Some might be wondering if the A-D line could have helped us anticipate this most recent pullback. The answer, unfortunately, is not really. Below you can see the A-D line in the top chart and the NYSE Composite in the lower chart. Prior to the markets selling off, the A-D line was acting very bullishly, setting multiple new highs in the first few weeks of January and demonstrating strong participation (blue line upper chart). During this period the NYSE Composite was making minimally lower lows (blue line lower chart) but the two data sets combined did not give a clear indication as to whether, or which way, the markets would break. Yes, there was a slight divergence, but in this case breadth was aligned with the inherent trend.
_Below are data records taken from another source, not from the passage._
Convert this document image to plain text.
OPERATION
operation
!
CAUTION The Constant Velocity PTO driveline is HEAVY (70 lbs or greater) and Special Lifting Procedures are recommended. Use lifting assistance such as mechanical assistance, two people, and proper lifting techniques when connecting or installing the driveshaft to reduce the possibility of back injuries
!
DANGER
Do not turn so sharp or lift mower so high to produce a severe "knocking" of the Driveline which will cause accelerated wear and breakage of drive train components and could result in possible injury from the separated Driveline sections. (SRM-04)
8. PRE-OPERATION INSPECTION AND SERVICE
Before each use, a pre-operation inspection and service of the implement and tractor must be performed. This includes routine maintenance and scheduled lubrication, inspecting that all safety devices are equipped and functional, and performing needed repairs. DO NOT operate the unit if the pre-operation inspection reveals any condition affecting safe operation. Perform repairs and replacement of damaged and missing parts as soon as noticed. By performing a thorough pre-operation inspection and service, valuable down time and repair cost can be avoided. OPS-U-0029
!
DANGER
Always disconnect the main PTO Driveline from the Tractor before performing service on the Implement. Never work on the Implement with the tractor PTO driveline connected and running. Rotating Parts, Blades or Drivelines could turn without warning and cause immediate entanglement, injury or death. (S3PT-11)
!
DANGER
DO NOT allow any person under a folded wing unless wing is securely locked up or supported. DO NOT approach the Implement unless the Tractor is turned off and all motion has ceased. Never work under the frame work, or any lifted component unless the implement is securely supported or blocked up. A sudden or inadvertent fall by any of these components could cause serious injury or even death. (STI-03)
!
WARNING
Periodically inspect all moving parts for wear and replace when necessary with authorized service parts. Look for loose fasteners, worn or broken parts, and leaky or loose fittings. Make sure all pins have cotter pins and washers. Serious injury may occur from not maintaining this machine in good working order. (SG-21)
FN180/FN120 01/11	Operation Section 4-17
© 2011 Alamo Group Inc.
By the way, for those wondering why I'm using the NYSE Composite for comparison instead of say, the S&P 500, the reason is that it makes for a more fair comparison. We're looking at the NYSE Advance-Decline line, so it makes sense to compare it to an NYSE index, not an index like the S&P 500, which includes stocks from other exchanges such as the NASDAQ.
Take a look at the horrific recent performance of copper, or Dr. Copper, as many put it. The "Dr." refers to copper's supposed PhD in economics, stemming from its unique ability to predict turning points in the global economy. Copper is used in nearly all sectors of the economy, from housing and manufacturing to technology and power distribution. Its broad role across all industries makes it a good leading indicator of economic health. When copper demand is heavy, the indications are generally healthy for the global economy, and vice versa. Of course as with all commodities, supply changes can impact the price to a large degree.
China accounts for about 40% of global copper demand, so it makes sense that the latest slide in copper coincided with the release of weak China PMI numbers and the following emerging market turmoil. In this case excess supply appears not be the culprit of lower prices, as Daily London Metal Exchange data shows supplies are at their lowest level in over a year.
The ADP employment report released yesterday showed a slower pace of hiring in January. Only 175,000 jobs were added in the private sector while 189,000 were forecast. This suggests a possible weak non-farm payroll report on Friday, which has the potential to trigger another round of selling.
Below is a chart showing non-farm payroll increases over the past two years. The last reading of 74,000 was the lowest since January 2011. Many wrote it off as an outlier, and in a sense it was given a "free pass." However, another poor reading will not be given a pass, no matter how much people try to blame the weather.